Practice to turn riverside St Magnus House into a visitor destination on the Thames Path

Buckley Gray Yeoman has unveiled plans for the latest major overhaul of a City office block, a Richard Seifert-designed brutalist building on the banks of the Thames.

The practice has submitted a planning application for the refurbishment of St Magnus House, a late 1970s building at 3 Lower Thames Street just east of London Bridge.

Retrofit work accounted for more than three quarters of office space currently under construction in London, according to the latest crane survey by Deloitte.

Originally intended to house part of the new Billingsgate Fish Market, the nine-storey St Magnus House was converted to office use halfway through its construction when it was decided to move the market to Canary Wharf instead.

It is now considered by the scheme’s developer Pegasi Management Company Ltd outdated but with “immense potential” due to its location with views of Tower Bridge and the Shard.

Pegasi said it wants to reinvent the building as a “best in class” workplace, enhance the site’s public realm to make it greener and more characterful, and turn the building into a visitor destination with a new riverside cafe.

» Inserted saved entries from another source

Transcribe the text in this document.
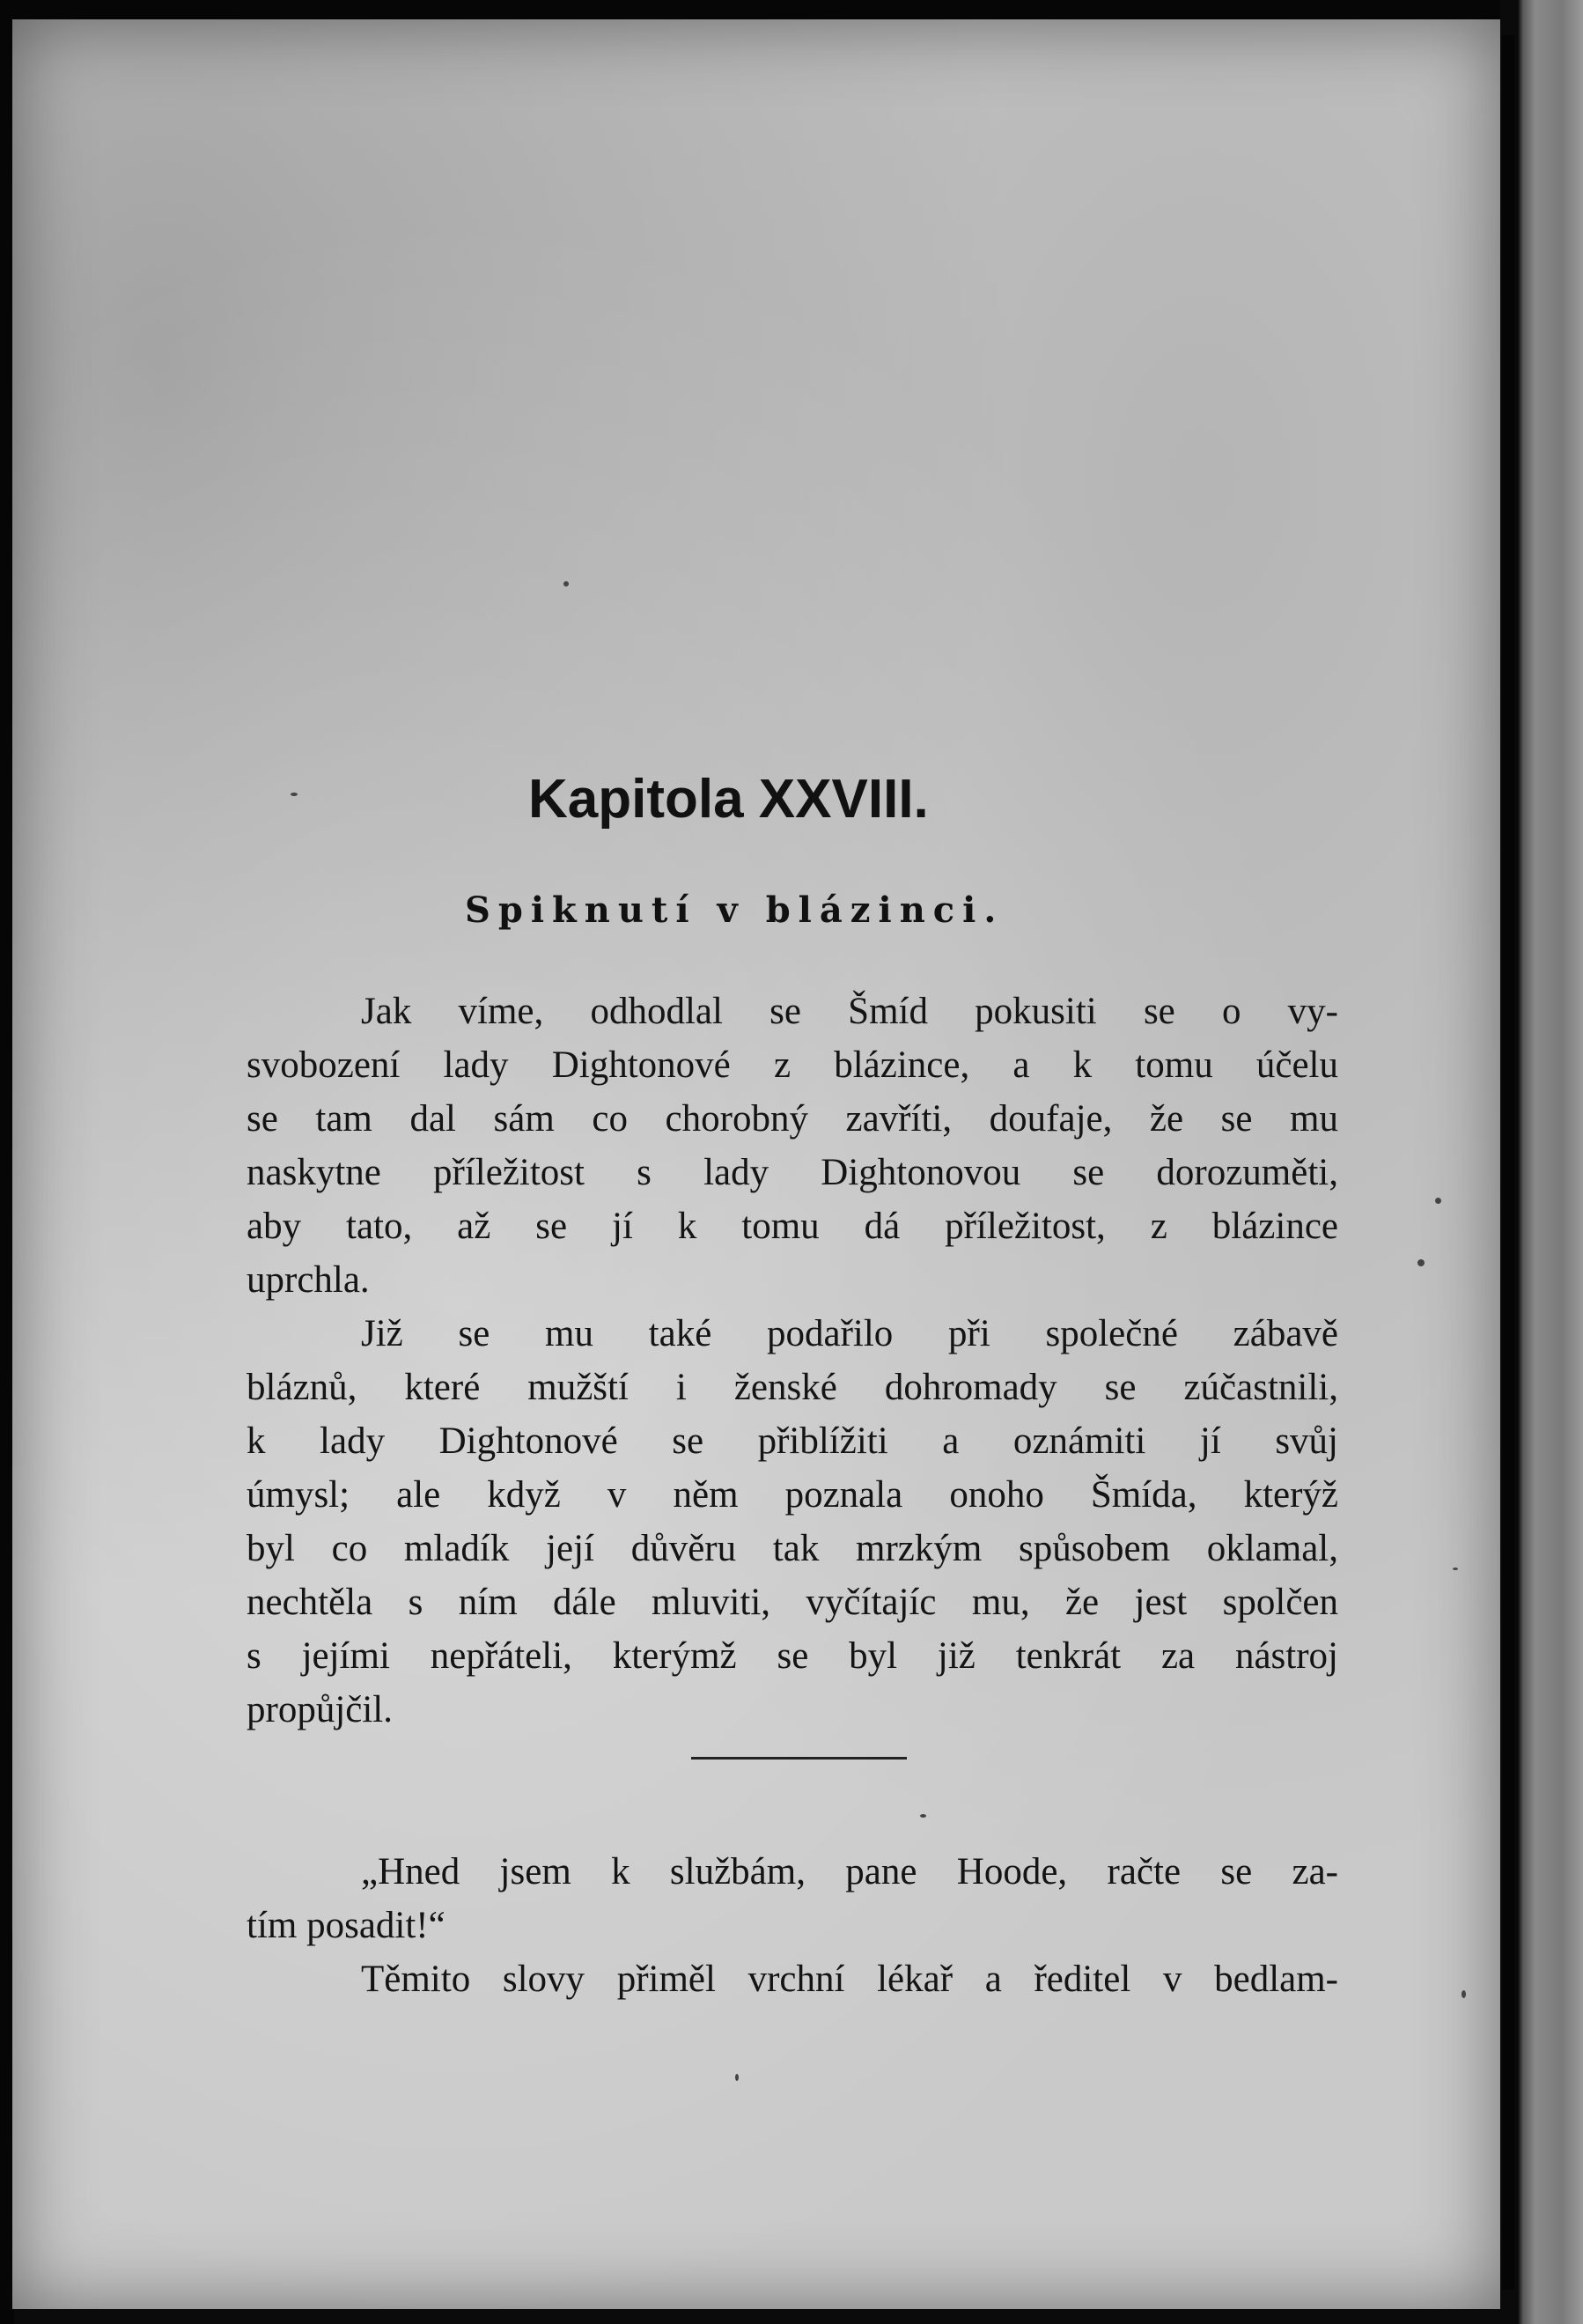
Kapitola XXVIII.
Spiknutí v blázinci.

Jak víme, odhodlal se Šmíd pokusiti se o vy-
svobození lady Dightonové z blázince, a k tomu účelu
se tam dal sám co chorobný zavříti, doufaje, že se mu
naskytne příležitost s lady Dightonovou se dorozuměti,
aby tato, až se jí k tomu dá příležitost, z blázince
uprchla.

Již se mu také podařilo při společné zábavě
bláznů, které mužští i ženské dohromady se zúčastnili,
k lady Dightonové se přiblížiti a oznámiti jí svůj
úmysl; ale když v něm poznala onoho Šmída, kterýž
byl co mladík její důvěru tak mrzkým spůsobem oklamal,
nechtěla s ním dále mluviti, vyčítajíc mu, že jest spolčen
s jejími nepřáteli, kterýmž se byl již tenkrát za nástroj
propůjčil.

„Hned jsem k službám, pane Hoode, račte se za-
tím posadit!“

Těmito slovy přiměl vrchní lékař a ředitel v bedlam-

The plans would also see the creation of a new double-height lobby linking Lower Thames Street with the river path, replacing blank concrete walls with new glazing, building a cycle hub, installing new feature lighting and painting an exterior staircase red.

Two existing office spaces on the first floor would become a restaurant, while upper office levels would be refurbished with new perimeter windows and terraces overlooking the Thames.

St Magnus House

St Magnus House currently. It was designed by Richard Seifert and built in the late 1970s as the first phase of the new Billingsgate Fish Market, although it was converted into office space halfway through construction.

The building’s top floor, which currently contains plant, would be transformed as an office amenity space and roof garden.

The project team so far includes QS Gardiner & Theobald, project manager Knight Frank, planning consultant Gerald Eve, landscape architect Space Hub, services and sustainability consultant Ramboll, structural engineer Heyne Tillett Steel and building control consultant Sweco.

The scheme is the latest in a series of major retrofits in the Square Mile recently submitted for planning, including proposals by Orms filed last week for a refurbishment and expansion of Deutsche Bank’s UK headquarters at Winchester House.

Further up the river, Bennetts Associates recently progressed plans for an eight-block redevelopment of the Puddle Dock site next to Blackfriars station that includes refurbishments of several existing buildings.

Last month, contractor Mace was appointed to upgrade a Foster & Partners-designed block near St Paul’s Cathedral. The scheme, designed by Gensler, will see an extra storey and a 5,000sq ft roof garden added to the building at 10 Gresham Street.